The Obama administration took everyone by surprise in July by announcing that larger employers would not be required to offer health insurance to their workers until 2015. The decision came in reaction to pressure from the business community, which had sought more time to build the technical systems required to comply with the "employer mandate." Republicans immediately pounced on the move as a double-standard, since consumers will still be required to comply with the individual mandate to carry health insurance starting in 2014.

4) Government shutdown fight

The federal government shut down on Oct. 1 over a fiscal stalemate that was defined by Republicans' opposition to ObamaCare. The House GOP made three government-funding offers as the shutdown loomed in late September, each attacking the healthcare law in a different way. (One would have defunded the law, one would have delayed it for one year, and one would have delayed the individual mandate for one year.) Senate Democrats and the White House firmly rejected each bill, and vulnerable Dems in the upper chamber failed to rally around the GOP position as some conservatives had hoped. The shutdown saw Republicans' poll numbers drop, even as ObamaCare's new insurance exchanges began facing massive technical problems on Oct. 1. The final deal to reopen the government did virtually nothing to alter the healthcare law.

5) Congressional subsidies

The month of January will see lawmakers and most staffers enter ObamaCare's new insurance exchanges, but this shift did not come without controversy. The first firestorm came in the summer when the administration ruled that members and aides can continue receiving a generous employer healthcare subsidy despite moving out of the Federal Employee Health Benefits Plan. Many people had expressed concerns that Capitol Hill workers would depart to the private sector if made to pay the entire cost of their healthcare coverage like those in the individual market. President Obama reportedly told lawmakers he was personally involved in preventing this outcome.
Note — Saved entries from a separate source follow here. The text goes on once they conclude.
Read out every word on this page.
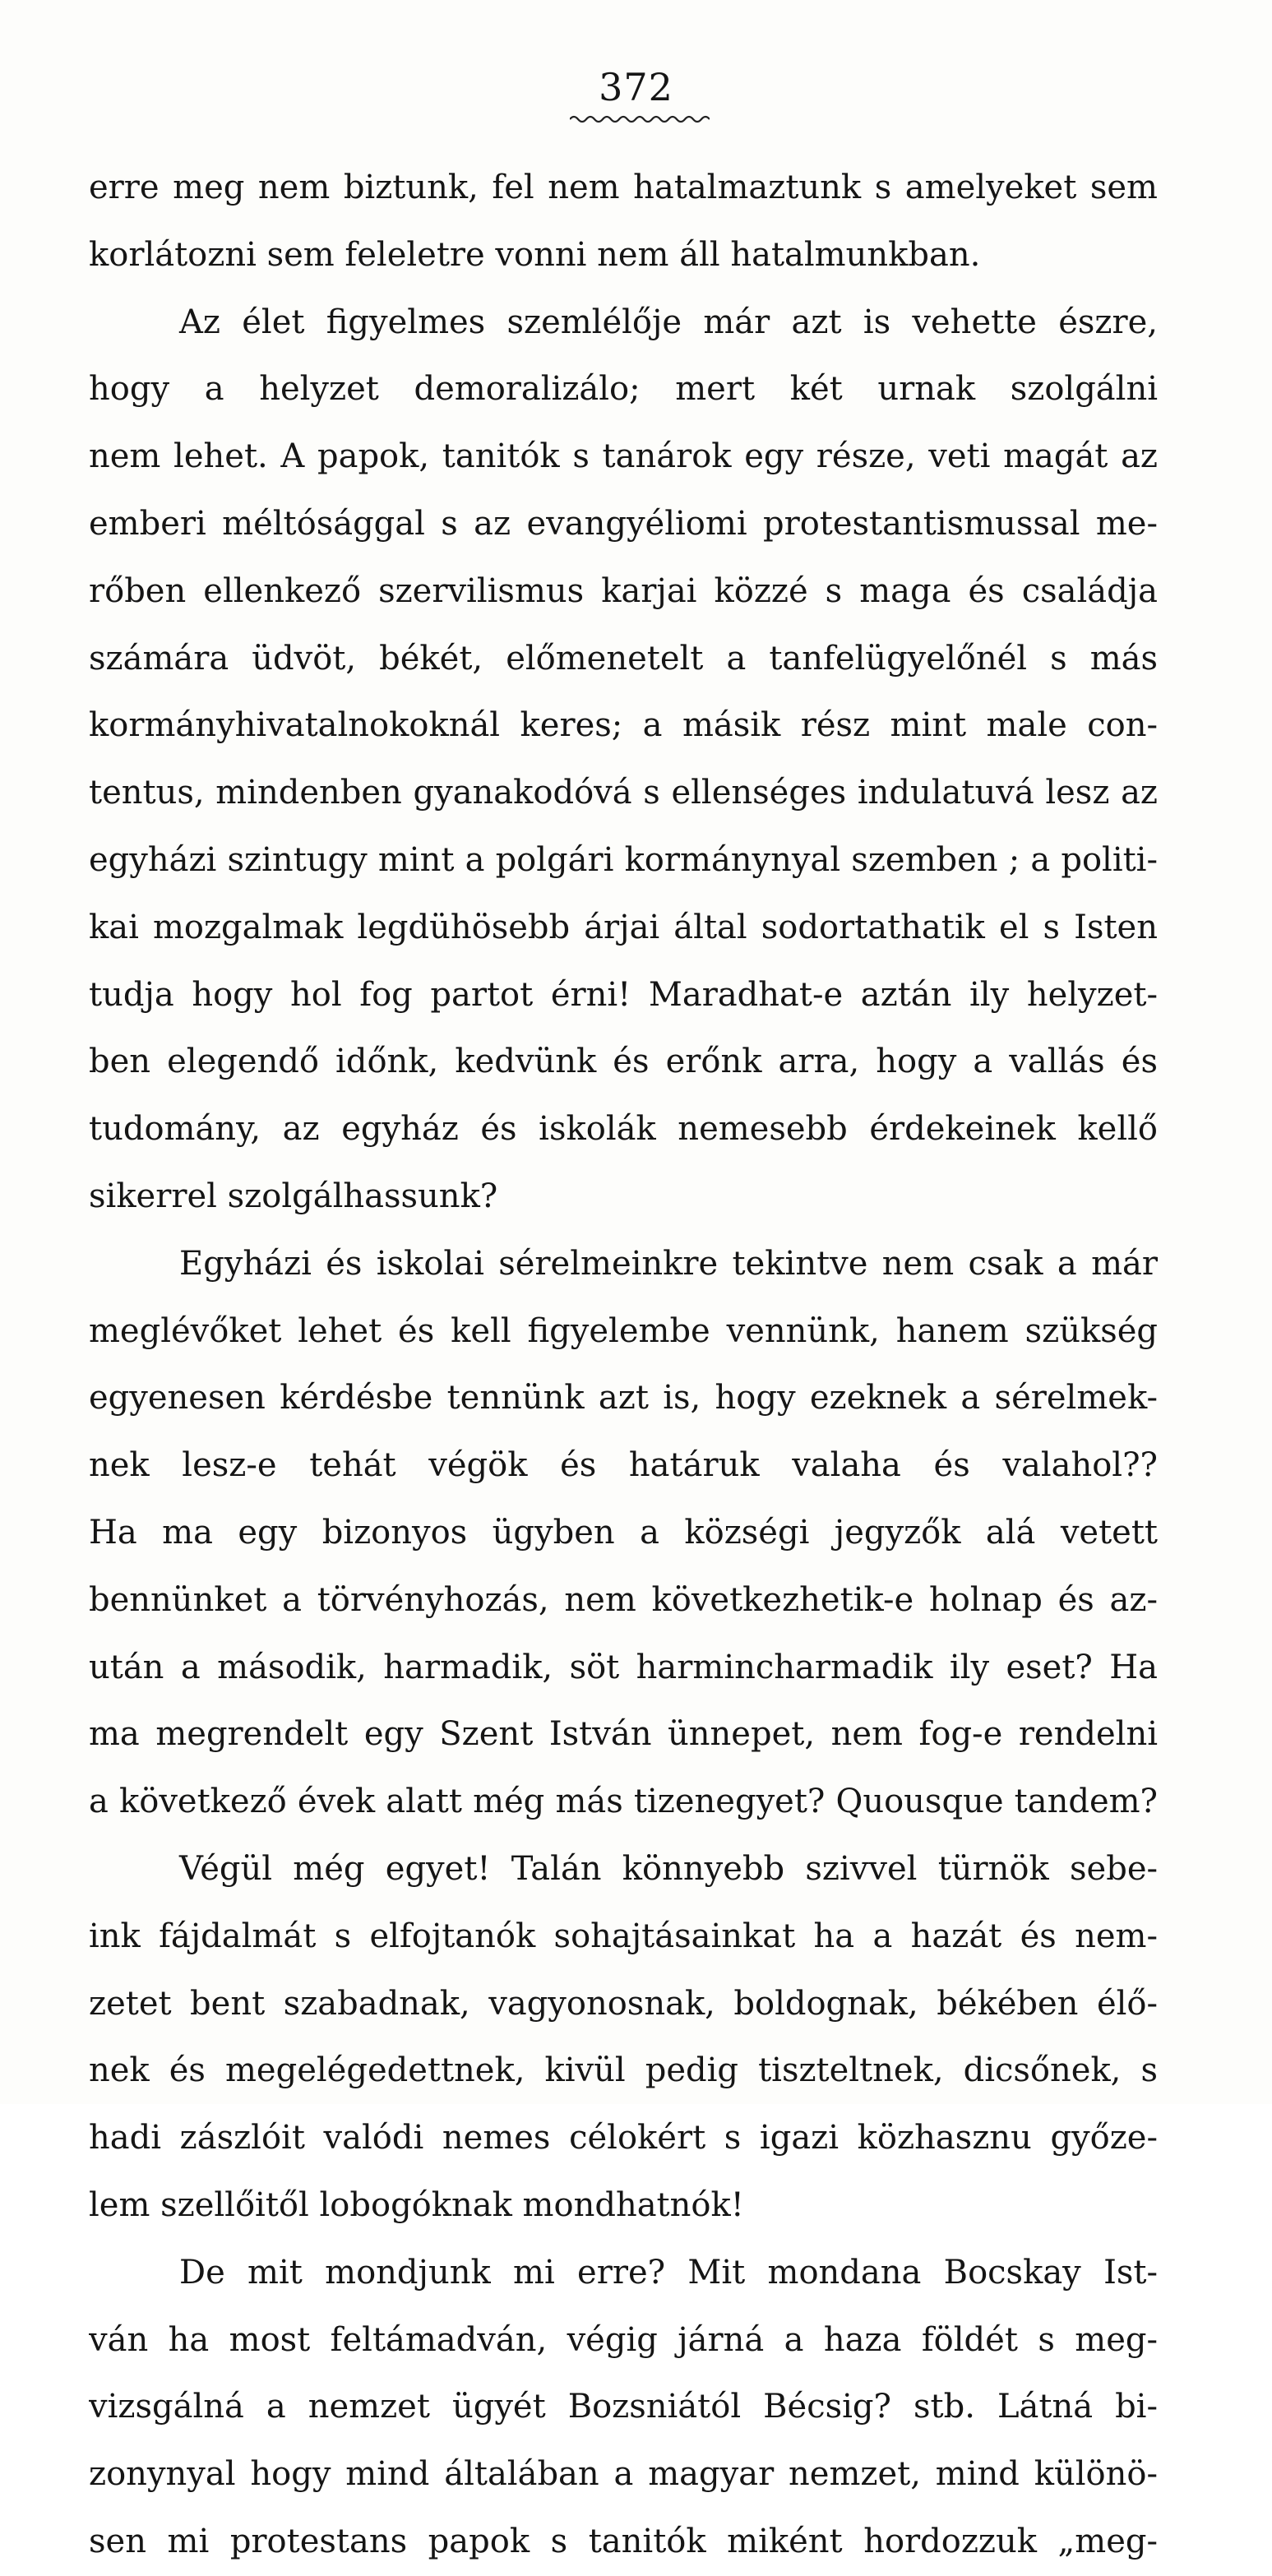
372
erre meg nem biztunk, fel nem hatalmaztunk s amelyeket sem
korlátozni sem feleletre vonni nem áll hatalmunkban.
Az élet figyelmes szemlélője már azt is vehette észre,
hogy a helyzet demoralizálo; mert két urnak szolgálni
nem lehet. A papok, tanitók s tanárok egy része, veti magát az
emberi méltósággal s az evangyéliomi protestantismussal me-
rőben ellenkező szervilismus karjai közzé s maga és családja
számára üdvöt, békét, előmenetelt a tanfelügyelőnél s más
kormányhivatalnokoknál keres; a másik rész mint male con-
tentus, mindenben gyanakodóvá s ellenséges indulatuvá lesz az
egyházi szintugy mint a polgári kormánynyal szemben ; a politi-
kai mozgalmak legdühösebb árjai által sodortathatik el s Isten
tudja hogy hol fog partot érni! Maradhat-e aztán ily helyzet-
ben elegendő időnk, kedvünk és erőnk arra, hogy a vallás és
tudomány, az egyház és iskolák nemesebb érdekeinek kellő
sikerrel szolgálhassunk?
Egyházi és iskolai sérelmeinkre tekintve nem csak a már
meglévőket lehet és kell figyelembe vennünk, hanem szükség
egyenesen kérdésbe tennünk azt is, hogy ezeknek a sérelmek-
nek lesz-e tehát végök és határuk valaha és valahol??
Ha ma egy bizonyos ügyben a községi jegyzők alá vetett
bennünket a törvényhozás, nem következhetik-e holnap és az-
után a második, harmadik, söt harmincharmadik ily eset? Ha
ma megrendelt egy Szent István ünnepet, nem fog-e rendelni
a következő évek alatt még más tizenegyet? Quousque tandem?
Végül még egyet! Talán könnyebb szivvel türnök sebe-
ink fájdalmát s elfojtanók sohajtásainkat ha a hazát és nem-
zetet bent szabadnak, vagyonosnak, boldognak, békében élő-
nek és megelégedettnek, kivül pedig tiszteltnek, dicsőnek, s
hadi zászlóit valódi nemes célokért s igazi közhasznu győze-
lem szellőitől lobogóknak mondhatnók!
De mit mondjunk mi erre? Mit mondana Bocskay Ist-
ván ha most feltámadván, végig járná a haza földét s meg-
vizsgálná a nemzet ügyét Bozsniától Bécsig? stb. Látná bi-
zonynyal hogy mind általában a magyar nemzet, mind különö-
sen mi protestans papok s tanitók miként hordozzuk „meg-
The decision to extend subsidies to members and staff was widely criticized on the right, and it prompted Sen. David Vitter (R-La.) to propose legislation that would stop the contributions from going forward. Vitter's bills became part of several distinct conflicts throughout the fall, including debate over raising the debt ceiling in October.

Conflict reared its head again when news broke that lawmakers could keep their aides off of the exchanges by deeming them "official staff" instead of "official office." Some pro-ObamaCare offices later regretted choices to shift workers on the exchanges, citing higher costs for older staffers. Aides also encountered problems enrolling in the District of Columbia's new marketplace, and received notices to confirm their sign-ups in person rather than online.